La gidouillarde (800 pages !) Histoire des mouvements sociaux en France de 1814 à nos jours, orchestrée par Michel Pigenet et Danielle Tartakowsky (La Découverte), décrit, parfois assez professoralement mais avec la rigueur documentaire et le sens du rythme qui s’imposaient, toute une branlée de conjurations et de révoltes corsées qui auraient pu déboucher sur une réinvention intrépide de l’organisation sociale : les barricades de juin 1832, l’AIT, le luddisme, la Commune de Paris, l’insurrection des Canuts, la rébellion des vignerons du Midi (1907), l’éphémère utopie de Saint-Louis (1877), les grèves dures de 1931 et 1995, les nouvelles jacqueries (années 1960), les émeutes urbaines et les explosions sexuelles d’aujourd’hui.

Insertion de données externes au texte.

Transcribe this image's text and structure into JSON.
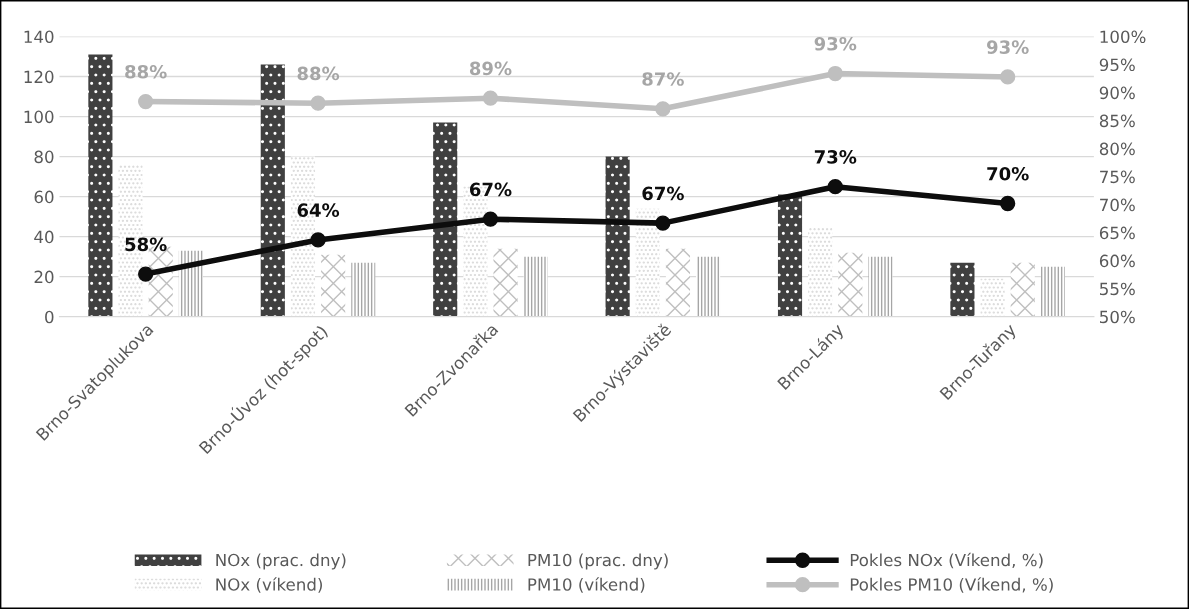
{
  "chart_data": {
    "type": "bar",
    "categories": [
      "Brno-Svatoplukova",
      "Brno-Úvoz (hot-spot)",
      "Brno-Zvonařka",
      "Brno-Výstaviště",
      "Brno-Lány",
      "Brno-Tuřany"
    ],
    "series": [
      {
        "name": "NOx (prac. dny)",
        "color": "#404040",
        "values": [
          131,
          126,
          97,
          80,
          61,
          27
        ]
      },
      {
        "name": "NOx (víkend)",
        "color": "#d9d9d9",
        "values": [
          76,
          80,
          65,
          54,
          45,
          19
        ]
      },
      {
        "name": "PM10 (prac. dny)",
        "color": "#bfbfbf",
        "values": [
          35,
          31,
          34,
          34,
          32,
          27
        ]
      },
      {
        "name": "PM10 (víkend)",
        "color": "#a6a6a6",
        "values": [
          33,
          27,
          30,
          30,
          30,
          25
        ]
      },
      {
        "name": "Pokles NOx (Víkend, %)",
        "type": "line",
        "axis": "y2",
        "color": "#0d0d0d",
        "marker": "circle",
        "values": [
          57.6,
          63.7,
          67.4,
          66.7,
          73.2,
          70.2
        ],
        "value_labels": [
          "58%",
          "64%",
          "67%",
          "67%",
          "73%",
          "70%"
        ]
      },
      {
        "name": "Pokles PM10 (Víkend, %)",
        "type": "line",
        "axis": "y2",
        "color": "#bfbfbf",
        "marker": "circle",
        "values": [
          88.4,
          88.1,
          89.0,
          87.1,
          93.4,
          92.8
        ],
        "value_labels": [
          "88%",
          "88%",
          "89%",
          "87%",
          "93%",
          "93%"
        ]
      }
    ],
    "ylim": [
      0,
      140
    ],
    "yticks": [
      0,
      20,
      40,
      60,
      80,
      100,
      120,
      140
    ],
    "y2lim": [
      50,
      100
    ],
    "y2ticks": [
      {
        "value": 50,
        "label": "50%"
      },
      {
        "value": 55,
        "label": "55%"
      },
      {
        "value": 60,
        "label": "60%"
      },
      {
        "value": 65,
        "label": "65%"
      },
      {
        "value": 70,
        "label": "70%"
      },
      {
        "value": 75,
        "label": "75%"
      },
      {
        "value": 80,
        "label": "80%"
      },
      {
        "value": 85,
        "label": "85%"
      },
      {
        "value": 90,
        "label": "90%"
      },
      {
        "value": 95,
        "label": "95%"
      },
      {
        "value": 100,
        "label": "100%"
      }
    ],
    "grid": "y",
    "legend": "bottom"
  }
}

Dans Histoire et combats (éd. D’en Bas/Collège du travail), Marc Vuilleumier fait revivre lui aussi l’épopée des luttes prolétaires de la moitié duXIXe siècle (1864) à 96 ans plus tard. Mais il a l’avantage d’être moins dispersé vu qu’il turbine sur un sujet bien circonscrit, le socialisme offensif en Suisse, et qu’il est seul maître à bord en ayant clairement choisi son camp : celui de la démocratie directe à toute épreuve. C’est dire que Vuilleumier raconte, entre autres, avec une minutie stimulante, la première Internationale à Genève, le déferlement en Suisse des exilés communards, la saga du syndicalisme révolutionnaire, la fameuse grève générale de 1918 et les menées des fers de lance anars des divers soulèvements, Bakounine, James Guillaume, Adhémar Schwitzguibel et le formidable Fritz Brupbacher. À côté de ça, on apprend plein de trucmuches sur la première coopérative de consommation parrainée par l’utopiste Victor Considérant, sur les petits noyaux fouriéristes de Zurich, sur le départ au Texas en 1955 de l’agitateur Karl Bürkli pour y créer un phalanstère.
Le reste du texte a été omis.